TAMPA — On a blissful beach day, hundreds of USF students chose to spend their Sunday afternoon waiting in line — some as long as five hours — for tickets to see their historic men’s basketball team one final time at home.

In return, the Bulls and their veteran catalyst rewarded that loyalty with another command performance. Just not a comeback one.

On a night when he nearly willed his cold-shooting team to another improbable second-half rally, USF senior guard Chris Youngblood’s final 3-point attempt with five seconds to play bounced off the back of the rim, essentially preserving Virginia Commonwealth’s 70-65 triumph in the second round of the NIT before a Yuengling Center audience of 6,398.

The defeat ended arguably the most surreal season in the program’s 53-year existence. Picked to finish ninth by league coaches in the American Athletic Conference preseason poll, USF (25-8) won the league’s regular-season title and compiled a program-record 15-game win streak en route to setting a single-season team mark for victories.

“Regardless of the outcome, I’m really proud of this group,” said Bulls first-year coach Amir Abdur-Rahim, who watched his team hit only four of 20 3-point attempts.

“It’s a group that nobody gave a chance to start the season. I don’t even think they took enough time to figure out who was on our roster, they just picked us wherever they were going to pick us, said whatever they were going to say. But as I said to those guys in the locker room, there’s nobody in here that should be hanging their heads.”

Ironically, Youngblood (28 points, six rebounds, two assists) was hanging his seven minutes into the game, but only after awkwardly contorting his neck and wincing in pain on the floor for a couple of moments. By night’s end, he had scored in every conceivable method — penetration and put-backs, slashing and spot-up jumpers — to keep his team within striking distance.

“My teammates, man, just spacing the floor out,” Youngblood said. “We’ve been shooting the mess out of the ball lately, so there was a lot of space on the court, and man, the ball was just going in (Sunday). The game was just going my way.”

When VCU (24-13) built its biggest lead, 58-50 with 7:22 remaining, Youngblood and freshman point guard Jayden Reid sparked a final, furious rally attempt.
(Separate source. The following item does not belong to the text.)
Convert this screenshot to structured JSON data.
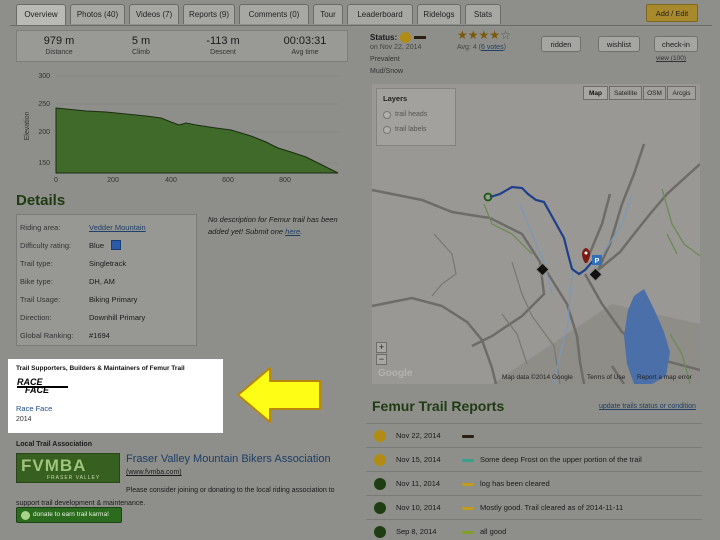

Youngblood sank a second-chance layup, then found Reid on the perimeter for a 3-pointer to cut the deficit to three points.

He followed with eight consecutive points to keep the Bulls within three in the final 80 seconds.

“When we couldn’t quite get the ball movement going the way we wanted, it’s like, ‘All right, now I’ve got to coach, and now I’ve got to put the ball in the hands of the guys that I know can make things happen,’” Abdur-Rahim said. “And Chris, I thought he did a great job of not only scoring ... but he ended up having two assists. ... I’m not surprised by Chris’ performance, because Chris is a dude.”

AAC Sixth Man of the Year Selton Miguel was fouled on a layup with 21 seconds to play to cut USF’s deficit to 66-65, but he missed the ensuing free throw. VCU followed by going 4 of 4 from the stripe in the final 16.2 seconds to seal things.

“What a player,” VCU coach Ryan Odom said of Youngblood. “Obviously, he got dinged up a couple of times, toughed it out and came back.”

Nearly a comeback for the ages.

For a team that will be ageless in USF annals.

“The journey is the gift,” Abdur-Rahim said. “From where we started to where we finished, they stayed true to each other, they stayed committed to each other. That is the gift. They created lifelong bonds, great memories together.”